That's why I have been advocating making tiny changes to your eating habits, and making tiny changes to your exercise habits, so as not to ruffle your metabolism's feathers.  You must avoid dieting - restricting your calories - assiduously in order to keep your metabolism revved up.  To go a step further, you must not skip meals, as that produces a similar effect.

It is a lifestyle change.  A slow, very subtle change that can be sustained over the long haul. Something as simple as cutting back on bread - instead of two slices in the morning, cut it back to a slice and a half.  Nothing drastic, nothing too far afield, just a tiny change that can be sustained over time.  The overriding idea here is to NOT diet.

Well, I have listened to my own advice lately, and not dieted.  I mean, I seriously have not dieted. As in gone to the other extreme!

Yep, I confess.  I have overindulged.  In all my favorite foods - not once or twice, but repeatedly for quite some time.  And the results are - well, do I really have to tell you? My clothes are significantly tighter.  I am afraid of stepping on the scale.  The last time I checked my weight, I had put on 10 pounds! I'm not looking for further confirmation, thank you.
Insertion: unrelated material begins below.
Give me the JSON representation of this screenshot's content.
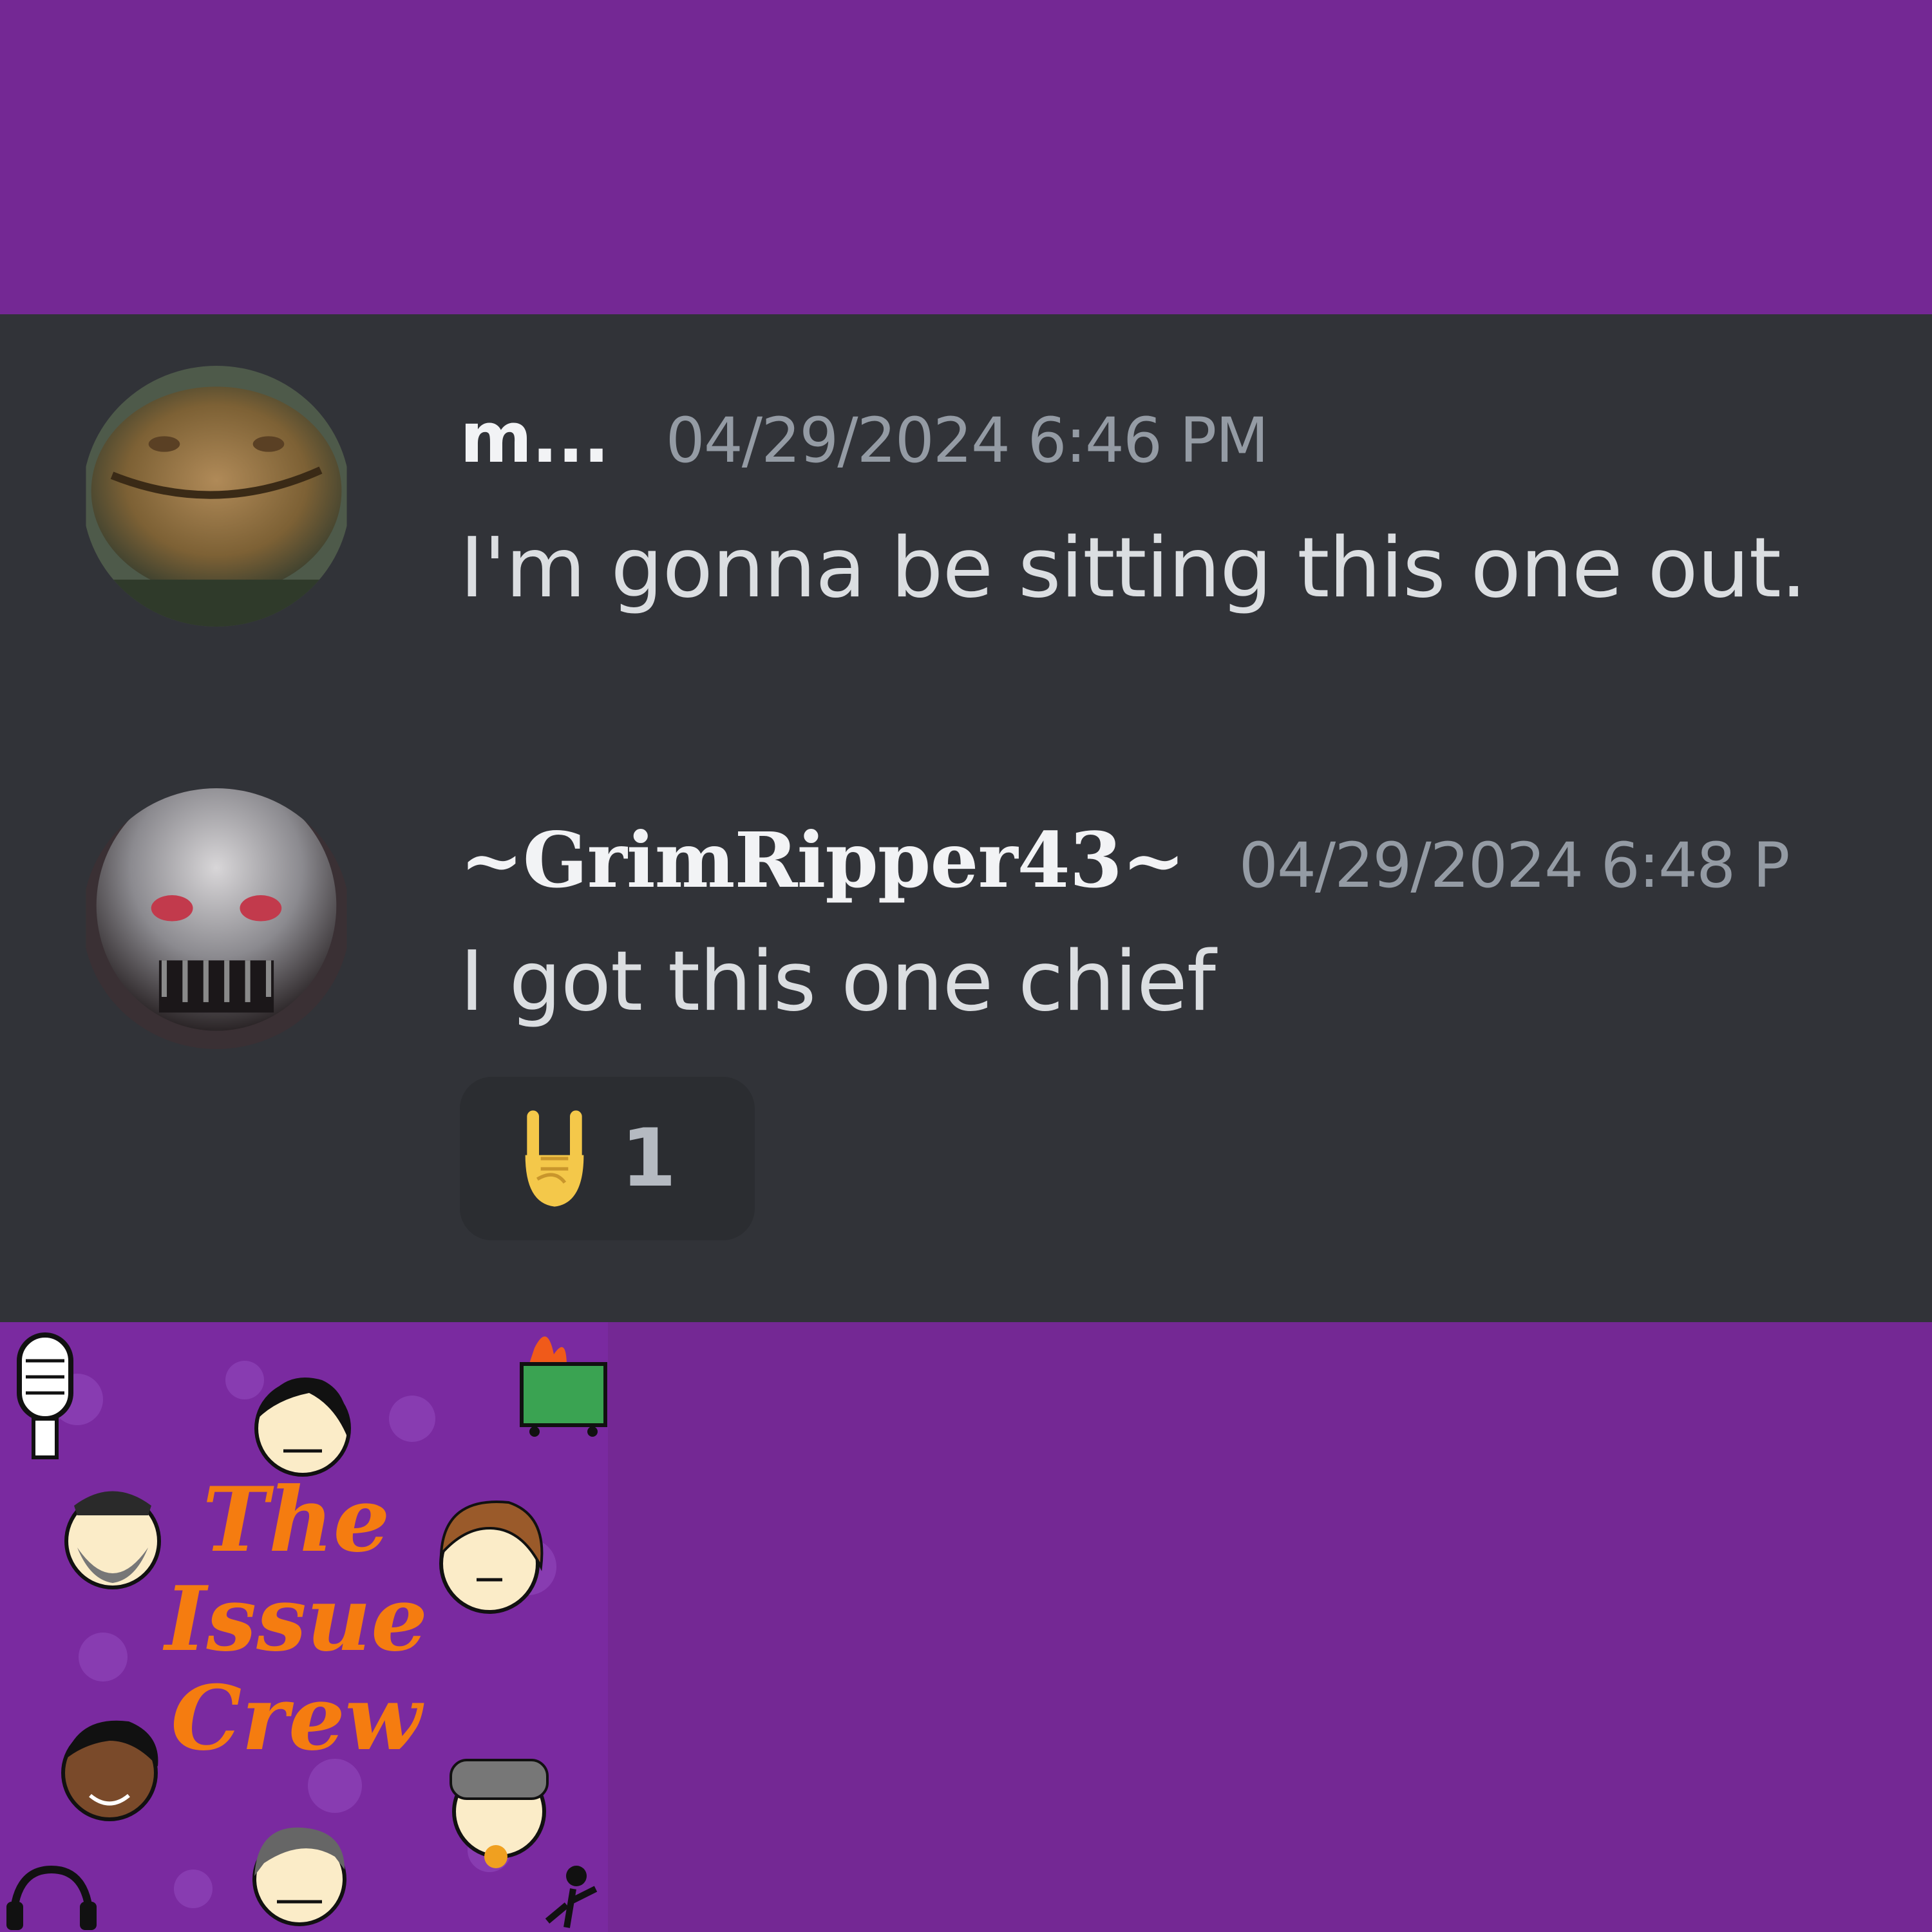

The principle of diet proofing one's life is sound.  It is solid.  It remains intact.  My practice of my own caveat has faltered.

This is my road, my journey, the gravel upon which I tread.  In my endeavor to not diet, I have gone the other way.  Over the past month, I have traveled here and there, have enjoyed sightseeing and conferences, have given a talk, have received glowing feedback, and have also indulged, overindulged, in the fineries found while traveling.  Back home, I am frequently hard pressed to return to a healthy lifestyle after having "destroyed" all the good I had done.

What rubbish! I have not "destroyed" anything - I have created a scenario that I can observe and cop to.  It is my teacher.  The 10 pounds are merely a beacon - they are merely the result, and a very valuable result.  After all, the only difference between a winner and a loser is that the winner has lost many more times than the loser ever tries!

I stand here before you abject in my humanity.  It is time to return to the principles which made the book possible: Diet proof my life - with responsibility.